Es müssen Veränderungen her
Junge Athletinnen und Athleten gehen im Rahmen ihrer Leistungssportkarrieren große Opfer ein. Neben dem zeitaufwendigen, täglichen Training, steht die schulische Entwicklung im Fokus. Wettkämpfe an den Wochenenden setzen die Sportlerinnen und Sportler zusätzlich unter Druck. Eine weitestgehend „normale“ Persönlichkeitsentwicklung kann somit in den wenigsten Fällen erfolgreich abgeschlossen werden. Junge Athletinnen und Athleten verbringen viel Zeit in weitestgehend hierarchisch organisierten Systemen, erleben eher selten Autonomie und oftmals leben sie über weite Strecken in Sportinternaten oder an Sportschulen, fernab von Familie und Freunden. Hans-Ulrich Wilms stellt mit Recht die Hypothese auf, dass Personen, die solche Entwicklungsverläufe erleben und über Jahre dabei bleiben, eine besonders „akzentuierte Persönlichkeit“ haben müssen, um all diese Konsequenzen auf sich zu nehmen.

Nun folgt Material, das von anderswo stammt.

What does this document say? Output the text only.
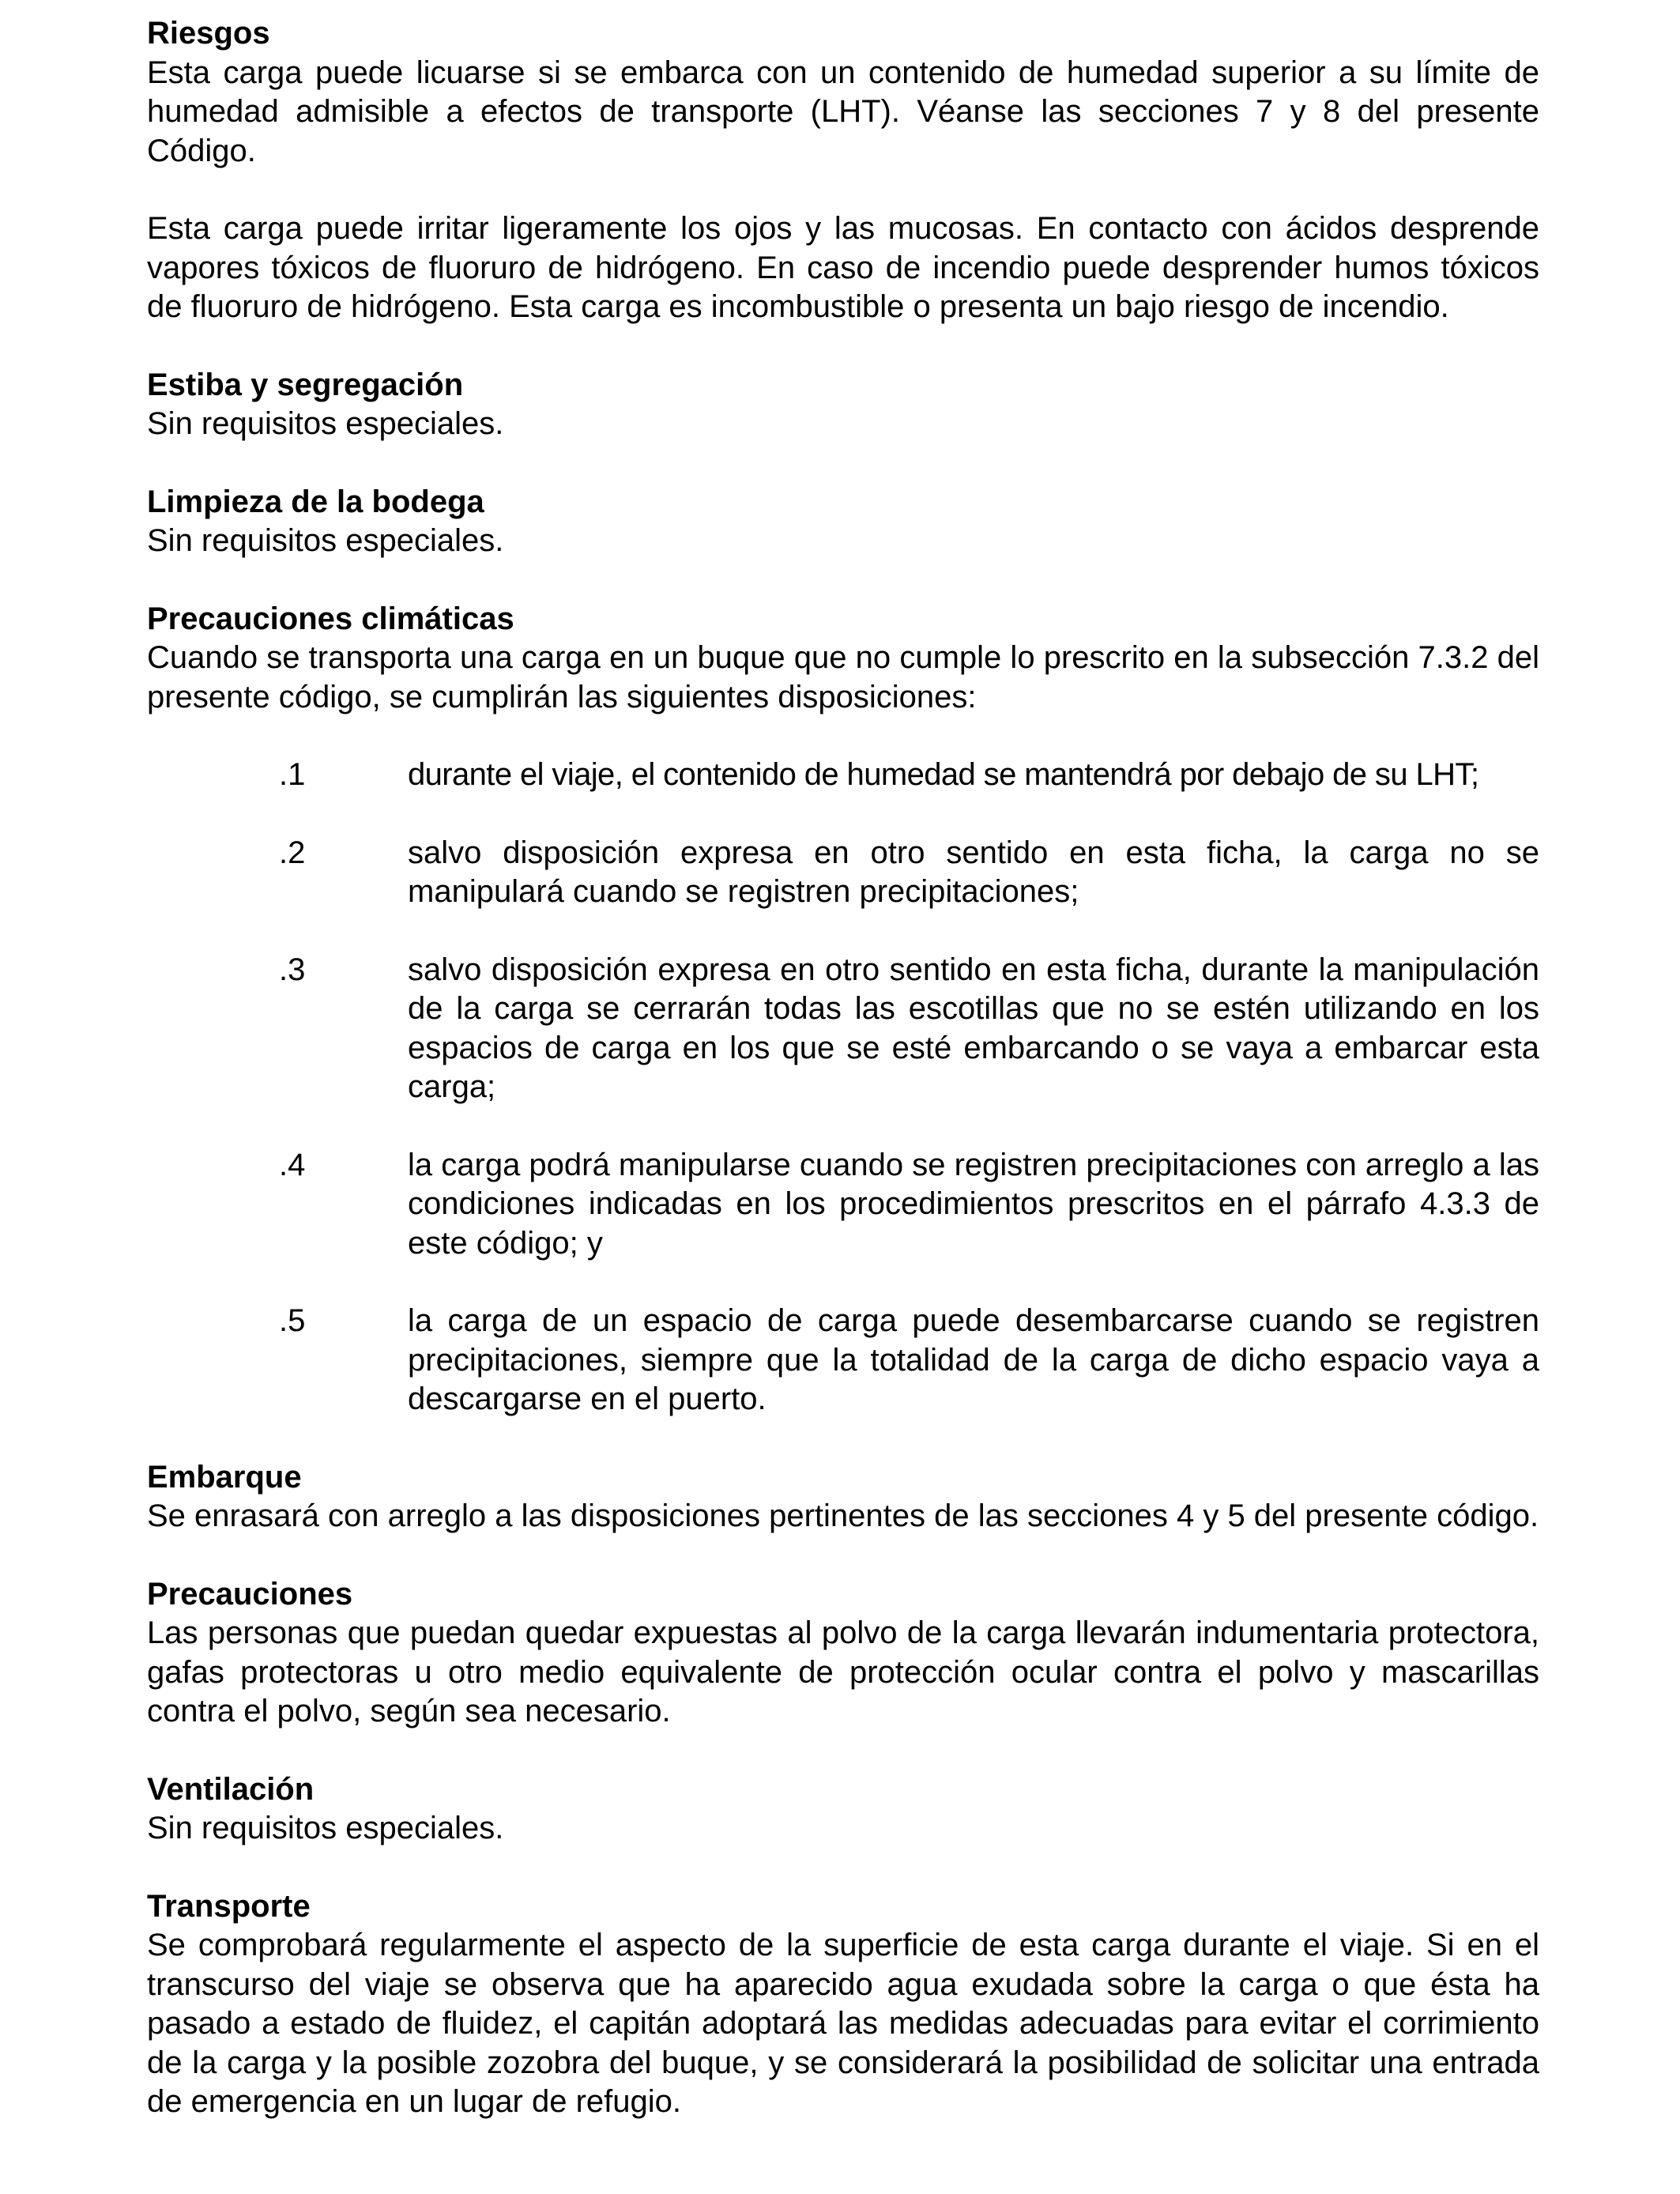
Riesgos

Esta carga puede licuarse si se embarca con un contenido de humedad superior a su límite de humedad admisible a efectos de transporte (LHT). Véanse las secciones 7 y 8 del presente Código.

Esta carga puede irritar ligeramente los ojos y las mucosas. En contacto con ácidos desprende vapores tóxicos de fluoruro de hidrógeno. En caso de incendio puede desprender humos tóxicos de fluoruro de hidrógeno. Esta carga es incombustible o presenta un bajo riesgo de incendio.

Estiba y segregación

Sin requisitos especiales.

Limpieza de la bodega

Sin requisitos especiales.

Precauciones climáticas

Cuando se transporta una carga en un buque que no cumple lo prescrito en la subsección 7.3.2 del presente código, se cumplirán las siguientes disposiciones:

.1	durante el viaje, el contenido de humedad se mantendrá por debajo de su LHT;
.2	salvo disposición expresa en otro sentido en esta ficha, la carga no se manipulará cuando se registren precipitaciones;
.3	salvo disposición expresa en otro sentido en esta ficha, durante la manipulación de la carga se cerrarán todas las escotillas que no se estén utilizando en los espacios de carga en los que se esté embarcando o se vaya a embarcar esta carga;
.4	la carga podrá manipularse cuando se registren precipitaciones con arreglo a las condiciones indicadas en los procedimientos prescritos en el párrafo 4.3.3 de este código; y
.5	la carga de un espacio de carga puede desembarcarse cuando se registren precipitaciones, siempre que la totalidad de la carga de dicho espacio vaya a descargarse en el puerto.

Embarque

Se enrasará con arreglo a las disposiciones pertinentes de las secciones 4 y 5 del presente código.

Precauciones

Las personas que puedan quedar expuestas al polvo de la carga llevarán indumentaria protectora, gafas protectoras u otro medio equivalente de protección ocular contra el polvo y mascarillas contra el polvo, según sea necesario.

Ventilación

Sin requisitos especiales.

Transporte

Se comprobará regularmente el aspecto de la superficie de esta carga durante el viaje. Si en el transcurso del viaje se observa que ha aparecido agua exudada sobre la carga o que ésta ha pasado a estado de fluidez, el capitán adoptará las medidas adecuadas para evitar el corrimiento de la carga y la posible zozobra del buque, y se considerará la posibilidad de solicitar una entrada de emergencia en un lugar de refugio.
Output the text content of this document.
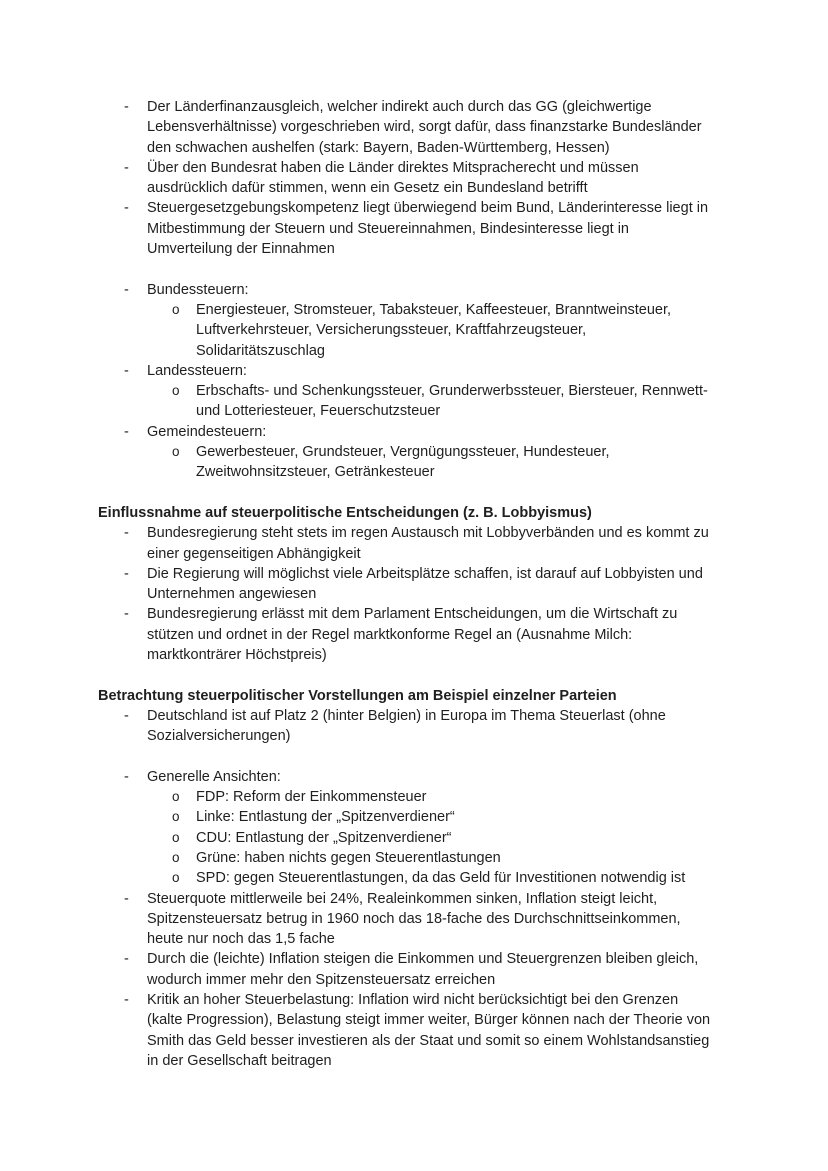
-	Der Länderfinanzausgleich, welcher indirekt auch durch das GG (gleichwertige Lebensverhältnisse) vorgeschrieben wird, sorgt dafür, dass finanzstarke Bundesländer den schwachen aushelfen (stark: Bayern, Baden-Württemberg, Hessen)
-	Über den Bundesrat haben die Länder direktes Mitspracherecht und müssen ausdrücklich dafür stimmen, wenn ein Gesetz ein Bundesland betrifft
-	Steuergesetzgebungskompetenz liegt überwiegend beim Bund, Länderinteresse liegt in Mitbestimmung der Steuern und Steuereinnahmen, Bindesinteresse liegt in Umverteilung der Einnahmen
-	Bundessteuern:
o	Energiesteuer, Stromsteuer, Tabaksteuer, Kaffeesteuer, Branntweinsteuer, Luftverkehrsteuer, Versicherungssteuer, Kraftfahrzeugsteuer, Solidaritätszuschlag
-	Landessteuern:
o	Erbschafts- und Schenkungssteuer, Grunderwerbssteuer, Biersteuer, Rennwett- und Lotteriesteuer, Feuerschutzsteuer
-	Gemeindesteuern:
o	Gewerbesteuer, Grundsteuer, Vergnügungssteuer, Hundesteuer, Zweitwohnsitzsteuer, Getränkesteuer
Einflussnahme auf steuerpolitische Entscheidungen (z. B. Lobbyismus)
-	Bundesregierung steht stets im regen Austausch mit Lobbyverbänden und es kommt zu einer gegenseitigen Abhängigkeit
-	Die Regierung will möglichst viele Arbeitsplätze schaffen, ist darauf auf Lobbyisten und Unternehmen angewiesen
-	Bundesregierung erlässt mit dem Parlament Entscheidungen, um die Wirtschaft zu stützen und ordnet in der Regel marktkonforme Regel an (Ausnahme Milch: marktkonträrer Höchstpreis)
Betrachtung steuerpolitischer Vorstellungen am Beispiel einzelner Parteien
-	Deutschland ist auf Platz 2 (hinter Belgien) in Europa im Thema Steuerlast (ohne Sozialversicherungen)
-	Generelle Ansichten:
o	FDP: Reform der Einkommensteuer
o	Linke: Entlastung der „Spitzenverdiener“
o	CDU: Entlastung der „Spitzenverdiener“
o	Grüne: haben nichts gegen Steuerentlastungen
o	SPD: gegen Steuerentlastungen, da das Geld für Investitionen notwendig ist
-	Steuerquote mittlerweile bei 24%, Realeinkommen sinken, Inflation steigt leicht, Spitzensteuersatz betrug in 1960 noch das 18-fache des Durchschnittseinkommen, heute nur noch das 1,5 fache
-	Durch die (leichte) Inflation steigen die Einkommen und Steuergrenzen bleiben gleich, wodurch immer mehr den Spitzensteuersatz erreichen
-	Kritik an hoher Steuerbelastung: Inflation wird nicht berücksichtigt bei den Grenzen (kalte Progression), Belastung steigt immer weiter, Bürger können nach der Theorie von Smith das Geld besser investieren als der Staat und somit so einem Wohlstandsanstieg in der Gesellschaft beitragen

Mir stellt sich in diesem Zusammenhang die Frage, inwieweit und wie gut unser Leistungssportsystem – mal abgesehen vom „Klassenprimus Fußball“ – auf diese Problematik vorbereitet ist? Der Deutsche Fußball-Bund (DFB) hat in den letzten Jahren Standards vorgegeben, wie ihre Nachwuchsleistungszentren strukturell und personell ausgestattet sein müssen. Nicht wenige Sportpsychologinnen und Sportpsychologen haben in den letzten Jahren hier eine Beschäftigung gefunden. Aber wie wird mit dieser Problematik in anderen Sportarten umgegangen, die diese mediale Aufmerksamkeit bestenfalls einmal alle vier Jahre, nämlich zu den Olympischen Spielen erhalten? Sicher – es gibt ein Olympiastützpunktsystem, dass zumindest über einen „Laufbahnberater“ verfügen sollte. Aber hat ein Laufbahnberater nicht andere Aufgaben, als die individuelle Betreuung in der Persönlichkeitsentwicklung der dort betreuten Athletinnen und Athleten sicherzustellen? Und sollte genau dies erwartet werden, wären die Olympiastützpunkte dann nicht gnadenlos überfordert? Inwieweit sollten hier Lehrer und Lehrerinnen an den sportbezogenen Bildungseinrichtungen (Sportschulen) eingebunden werden? In welchem Ausmaß sollten hier Vereine oder Sportspitzenverbände von Sportarten mit einem „Profi-System“, ähnlich dem Fußball mit in die Verantwortung genommen werden (z.B. in den Sportarten Eishockey oder Handball)? Welche Möglichkeiten hätten universitäre Partner im Aufbau und der Entwicklung eines solchen „Unterstützersystems“? Die Etablierung eines „runden Tisches“, mit Vertretern aus den o.g. Bereichen erscheint mir dringend angeraten, damit mögliche politische Entscheidungen bald auf den Weg gebracht werden können.
Grundlegende Literatur zum Thema:
Alfermann, D. (2010). Karriereentwicklung, Karriereübergänge und Karrierebeendigung im Leistungssport. In O. Stoll, I. Pfeffer & D. Alfermann. Lehrbuch Sportpsychologie. Bern: Huber.